Some of the leading brains behind the generative AI have warned of the Risk of artificial superintelligence that wipes humanityif remained deactivated.

But what if the influence of AI on humans is way secular and influences our development over 1000’s of years through natural selection?

In this episode of The conversation Weekly Podcast We discuss with the evolutionary biologist Rob Brooks about what AI could do with the event of mankind, from smaller brains to fewer friends.

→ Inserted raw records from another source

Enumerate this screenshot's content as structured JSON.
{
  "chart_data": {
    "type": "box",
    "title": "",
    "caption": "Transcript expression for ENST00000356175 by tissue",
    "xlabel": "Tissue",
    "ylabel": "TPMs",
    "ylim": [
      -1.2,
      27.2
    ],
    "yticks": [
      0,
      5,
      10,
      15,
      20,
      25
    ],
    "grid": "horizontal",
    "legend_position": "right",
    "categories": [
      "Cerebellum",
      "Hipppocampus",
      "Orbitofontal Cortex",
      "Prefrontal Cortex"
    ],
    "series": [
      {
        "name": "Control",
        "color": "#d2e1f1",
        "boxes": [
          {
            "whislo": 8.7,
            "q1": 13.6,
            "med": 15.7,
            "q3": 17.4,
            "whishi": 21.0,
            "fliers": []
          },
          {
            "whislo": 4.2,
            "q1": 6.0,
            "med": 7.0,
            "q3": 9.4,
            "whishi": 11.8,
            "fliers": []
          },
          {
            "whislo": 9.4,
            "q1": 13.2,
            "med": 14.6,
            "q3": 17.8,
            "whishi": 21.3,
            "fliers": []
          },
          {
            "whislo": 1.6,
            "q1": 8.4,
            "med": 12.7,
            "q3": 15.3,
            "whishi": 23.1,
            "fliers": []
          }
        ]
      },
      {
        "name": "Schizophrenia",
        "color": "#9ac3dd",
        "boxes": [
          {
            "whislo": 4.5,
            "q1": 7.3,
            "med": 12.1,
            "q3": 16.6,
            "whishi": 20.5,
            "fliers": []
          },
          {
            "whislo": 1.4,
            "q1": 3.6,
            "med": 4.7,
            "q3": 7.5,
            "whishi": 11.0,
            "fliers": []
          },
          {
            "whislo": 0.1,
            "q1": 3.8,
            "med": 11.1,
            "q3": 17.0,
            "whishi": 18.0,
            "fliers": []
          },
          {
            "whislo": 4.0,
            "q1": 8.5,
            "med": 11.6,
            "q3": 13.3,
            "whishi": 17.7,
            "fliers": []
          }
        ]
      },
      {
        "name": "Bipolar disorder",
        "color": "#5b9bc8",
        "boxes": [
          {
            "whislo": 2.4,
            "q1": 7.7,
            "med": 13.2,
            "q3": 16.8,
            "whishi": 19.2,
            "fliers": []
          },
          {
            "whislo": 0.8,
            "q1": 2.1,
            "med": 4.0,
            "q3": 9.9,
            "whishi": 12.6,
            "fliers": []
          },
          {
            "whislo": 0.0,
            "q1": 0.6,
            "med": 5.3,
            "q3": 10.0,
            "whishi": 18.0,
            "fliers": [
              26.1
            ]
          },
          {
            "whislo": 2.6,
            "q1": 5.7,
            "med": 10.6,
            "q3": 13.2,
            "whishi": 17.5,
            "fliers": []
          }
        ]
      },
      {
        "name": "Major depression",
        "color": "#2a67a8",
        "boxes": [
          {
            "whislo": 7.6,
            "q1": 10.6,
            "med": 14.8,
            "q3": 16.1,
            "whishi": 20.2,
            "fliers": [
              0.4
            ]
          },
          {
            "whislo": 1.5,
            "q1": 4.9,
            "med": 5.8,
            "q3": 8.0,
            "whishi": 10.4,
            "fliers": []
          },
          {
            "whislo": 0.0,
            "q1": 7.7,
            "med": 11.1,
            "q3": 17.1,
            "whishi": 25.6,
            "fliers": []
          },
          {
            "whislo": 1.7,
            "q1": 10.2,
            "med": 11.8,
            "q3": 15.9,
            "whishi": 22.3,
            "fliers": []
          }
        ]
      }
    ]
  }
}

Rob Brooks is a scientia professor of evolution on the University of New South Wales in Australia. Through his research too artificial intimacy Betite was interested between humans and AI chatbots in how human evolution might be shaped by the spread of AI. He recently published A Exploring paper various scenariosFrom the potential influence of human intelligence to brain size to more direct intervention in fertility treatment.

For Brooks, the connection between humans and machines, including AI, reflects the symbiotic relationships that occur in nature, where one species is connected to a different or is determined by one other. Some of those relationships are mutual, with everyone going to the opposite:

I feel that the majority of our relationships with technology ought to be reciprocity, because that's why we have now the technologies … Many things that AI does for us for the time being are incredible arithmetic heavy lifting (tasks). It might be difficult calculations or it might be that it’s harking back to people's birthdays – there may be a type of mutualism.

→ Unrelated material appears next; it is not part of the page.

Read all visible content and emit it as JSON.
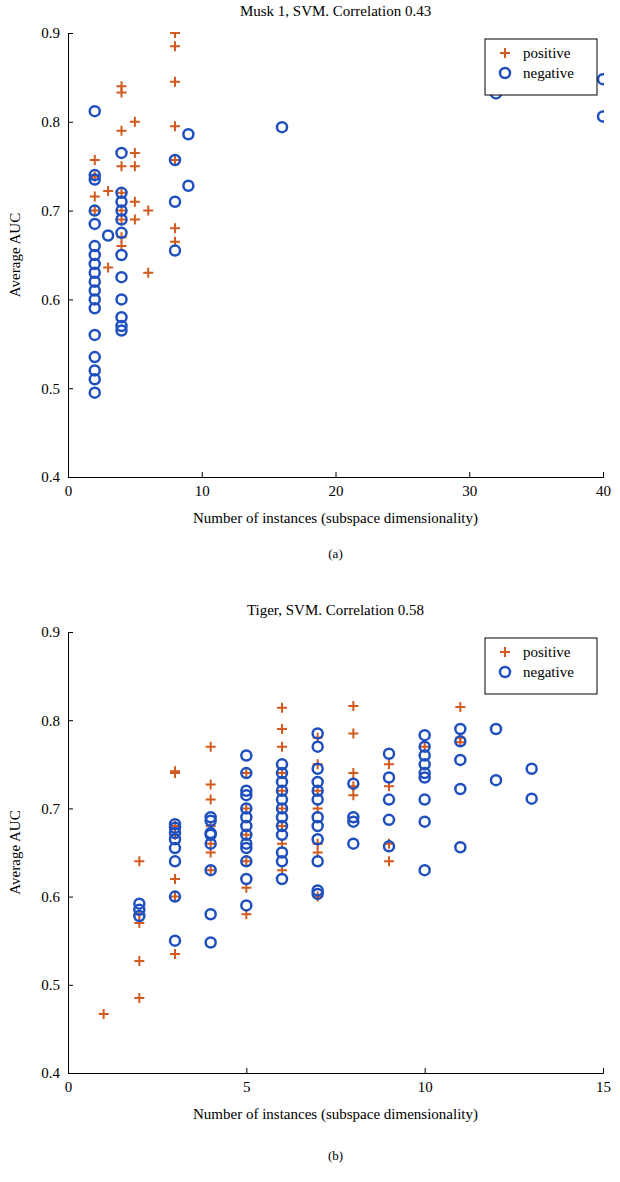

But sometimes this mutualism can turn into parasitism, where one harms the opposite. Brooks believes that smartphones have already reached this phase resulting from the quantity human attention that you simply absorb And the influence that this has on human relationships, especially amongst young people. He believes that it is usually sensible to “take over these attention and time parasites within the AI ​​ecosystem that influence human evolution”.

Listen to the entire episode of the conversation weekly to listen to a conversation with Brooks concerning the potential ways in which AI could influence human evolution from human intelligence to our relationships and even our brain size. This episode also comprises an introduction to Signe Dean, Science and Technology Editor at The Conversation in Australia.